He Reo Tuku Iho: Tangata Whenua and Te Reo Māori
Reclaiming a language is a slow-burning process, both deeply personal and intricately connected to the socio-economic, historical and political conditions in which we live. In He Reo Tuku Iho: Tangata Whenua and Te Reo Māori, Awanui Te Huia focuses on the lived experiences of tangata whenua and explores ways in which they can reclaim te reo.
Drawing upon findings from the national research project Manawa ū ki te reo Māori, which surveyed motivations and barriers for Māori language acquisition and use, Te Huia encourages readers to explore how they can journey back towards te reo Māori in daily life. We hear from tangata whenua learning te reo, and from those who are fluent, while considering challenges to language reclamation – such as experiences with racism, whakamā, historical trauma and resourcing – and ways to overcome these.
At the heart of He Reo Tuku Iho is the knowledge that it is possible for Māori to return te reo to minds, hearts and mouths. As Te Huia writes: ‘The aroha connection that we all have with our tūpuna, our living relations, and those yet to come, are tied together in our collective desire for te reo Māori to thrive now and in the future.’

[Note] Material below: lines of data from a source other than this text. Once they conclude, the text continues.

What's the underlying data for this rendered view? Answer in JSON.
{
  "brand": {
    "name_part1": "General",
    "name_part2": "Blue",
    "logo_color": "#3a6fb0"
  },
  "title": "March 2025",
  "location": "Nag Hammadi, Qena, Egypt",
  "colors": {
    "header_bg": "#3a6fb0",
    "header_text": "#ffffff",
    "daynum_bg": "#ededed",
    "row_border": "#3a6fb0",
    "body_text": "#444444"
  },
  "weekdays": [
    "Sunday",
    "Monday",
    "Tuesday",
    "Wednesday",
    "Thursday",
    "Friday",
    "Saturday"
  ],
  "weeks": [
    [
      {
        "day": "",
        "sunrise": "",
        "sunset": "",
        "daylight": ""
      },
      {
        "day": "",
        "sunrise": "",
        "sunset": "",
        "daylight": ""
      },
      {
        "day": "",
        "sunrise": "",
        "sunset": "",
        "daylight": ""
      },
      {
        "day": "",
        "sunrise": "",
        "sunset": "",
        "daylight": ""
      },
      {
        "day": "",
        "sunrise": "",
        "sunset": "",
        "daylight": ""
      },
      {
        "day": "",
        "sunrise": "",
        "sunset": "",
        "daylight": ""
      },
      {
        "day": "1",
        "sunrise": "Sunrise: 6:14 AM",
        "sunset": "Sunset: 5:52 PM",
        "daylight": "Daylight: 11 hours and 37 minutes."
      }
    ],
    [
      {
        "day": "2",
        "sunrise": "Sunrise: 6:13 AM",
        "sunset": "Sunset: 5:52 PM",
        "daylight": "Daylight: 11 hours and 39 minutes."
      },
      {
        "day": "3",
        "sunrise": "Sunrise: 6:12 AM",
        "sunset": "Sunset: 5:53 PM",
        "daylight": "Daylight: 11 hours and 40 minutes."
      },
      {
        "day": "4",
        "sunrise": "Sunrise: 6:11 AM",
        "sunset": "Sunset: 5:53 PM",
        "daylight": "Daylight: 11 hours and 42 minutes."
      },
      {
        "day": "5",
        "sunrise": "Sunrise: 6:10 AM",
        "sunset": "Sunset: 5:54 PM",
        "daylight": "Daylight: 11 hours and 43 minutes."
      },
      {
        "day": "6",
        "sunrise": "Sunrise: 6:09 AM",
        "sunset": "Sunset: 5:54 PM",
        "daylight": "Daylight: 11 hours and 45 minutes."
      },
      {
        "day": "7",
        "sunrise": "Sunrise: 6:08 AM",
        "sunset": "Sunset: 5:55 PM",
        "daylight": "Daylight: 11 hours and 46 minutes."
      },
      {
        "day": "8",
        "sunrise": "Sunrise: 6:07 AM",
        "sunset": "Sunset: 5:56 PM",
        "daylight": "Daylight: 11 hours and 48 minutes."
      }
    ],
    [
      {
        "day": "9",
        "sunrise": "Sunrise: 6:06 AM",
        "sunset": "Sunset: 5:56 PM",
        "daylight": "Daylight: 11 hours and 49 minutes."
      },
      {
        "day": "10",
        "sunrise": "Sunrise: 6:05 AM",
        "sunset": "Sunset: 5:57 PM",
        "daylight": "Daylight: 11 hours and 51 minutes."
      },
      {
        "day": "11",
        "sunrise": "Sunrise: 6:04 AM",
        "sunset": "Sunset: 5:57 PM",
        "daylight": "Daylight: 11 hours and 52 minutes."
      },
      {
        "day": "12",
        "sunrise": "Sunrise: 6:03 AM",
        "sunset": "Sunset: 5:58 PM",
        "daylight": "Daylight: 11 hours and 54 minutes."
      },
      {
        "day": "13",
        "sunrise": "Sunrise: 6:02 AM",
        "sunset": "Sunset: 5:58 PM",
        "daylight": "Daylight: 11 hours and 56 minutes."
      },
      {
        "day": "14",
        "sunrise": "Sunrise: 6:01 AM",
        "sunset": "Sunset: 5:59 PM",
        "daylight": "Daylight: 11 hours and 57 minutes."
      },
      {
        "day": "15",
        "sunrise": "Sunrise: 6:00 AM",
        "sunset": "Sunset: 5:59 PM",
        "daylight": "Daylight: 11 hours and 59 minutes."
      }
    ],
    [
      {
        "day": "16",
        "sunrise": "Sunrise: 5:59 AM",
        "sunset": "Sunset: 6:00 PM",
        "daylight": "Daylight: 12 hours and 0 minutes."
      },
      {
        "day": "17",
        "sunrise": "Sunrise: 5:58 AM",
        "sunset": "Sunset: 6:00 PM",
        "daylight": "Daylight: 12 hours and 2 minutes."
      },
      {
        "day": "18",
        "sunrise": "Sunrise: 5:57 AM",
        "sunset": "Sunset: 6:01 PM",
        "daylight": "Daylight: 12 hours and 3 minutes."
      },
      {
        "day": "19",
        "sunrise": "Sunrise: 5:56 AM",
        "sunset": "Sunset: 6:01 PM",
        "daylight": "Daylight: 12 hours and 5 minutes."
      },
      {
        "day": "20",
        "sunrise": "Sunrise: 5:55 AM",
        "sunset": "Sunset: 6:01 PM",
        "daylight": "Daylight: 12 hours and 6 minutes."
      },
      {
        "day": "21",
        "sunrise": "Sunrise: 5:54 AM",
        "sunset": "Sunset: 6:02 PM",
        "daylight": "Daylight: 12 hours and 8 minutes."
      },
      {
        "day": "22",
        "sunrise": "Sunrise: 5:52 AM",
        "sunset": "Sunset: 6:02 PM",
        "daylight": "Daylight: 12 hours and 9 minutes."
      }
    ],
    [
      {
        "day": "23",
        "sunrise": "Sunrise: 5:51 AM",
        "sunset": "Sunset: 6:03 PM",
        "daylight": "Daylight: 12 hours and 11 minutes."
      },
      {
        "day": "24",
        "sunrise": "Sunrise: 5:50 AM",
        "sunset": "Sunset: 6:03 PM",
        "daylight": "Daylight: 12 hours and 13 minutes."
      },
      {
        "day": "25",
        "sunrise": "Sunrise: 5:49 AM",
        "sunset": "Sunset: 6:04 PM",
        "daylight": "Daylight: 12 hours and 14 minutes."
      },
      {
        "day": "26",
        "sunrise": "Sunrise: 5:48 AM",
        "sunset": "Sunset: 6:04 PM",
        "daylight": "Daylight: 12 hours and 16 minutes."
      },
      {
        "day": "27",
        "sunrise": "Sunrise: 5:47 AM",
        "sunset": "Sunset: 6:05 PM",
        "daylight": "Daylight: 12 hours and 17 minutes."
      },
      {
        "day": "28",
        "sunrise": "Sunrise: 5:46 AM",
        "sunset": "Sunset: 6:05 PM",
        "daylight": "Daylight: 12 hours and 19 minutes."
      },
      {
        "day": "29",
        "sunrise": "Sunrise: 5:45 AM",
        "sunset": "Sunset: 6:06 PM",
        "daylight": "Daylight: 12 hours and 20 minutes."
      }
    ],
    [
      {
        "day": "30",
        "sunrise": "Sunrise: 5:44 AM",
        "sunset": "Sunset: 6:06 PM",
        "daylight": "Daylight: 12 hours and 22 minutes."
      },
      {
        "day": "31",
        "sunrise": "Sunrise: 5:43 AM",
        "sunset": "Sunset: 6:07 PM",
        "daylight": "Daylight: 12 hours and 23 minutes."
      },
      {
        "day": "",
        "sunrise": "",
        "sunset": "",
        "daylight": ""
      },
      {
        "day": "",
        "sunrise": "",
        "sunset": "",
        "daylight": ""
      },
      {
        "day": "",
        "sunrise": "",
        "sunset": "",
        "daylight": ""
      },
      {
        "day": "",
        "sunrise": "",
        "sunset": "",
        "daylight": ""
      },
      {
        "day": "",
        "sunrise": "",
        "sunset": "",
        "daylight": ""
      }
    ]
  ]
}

Awanui Te Huia (Ngāti Maniapoto) is a researcher and lecturer at the School of Māori Studies Te Kawa a Māui. She has a PhD in psychology that focuses on factors that support heritage language development for Māori learners of te reo Māori. As well as focusing on Māori language learning, she also researches the ways in which Māori and Pākehā learn about colonial history, and how such knowledge contributes to our concepts of biculturalism in Aotearoa. In 2019, for Te Mātāwai, she led the project Manawa ū ki te reo Māori.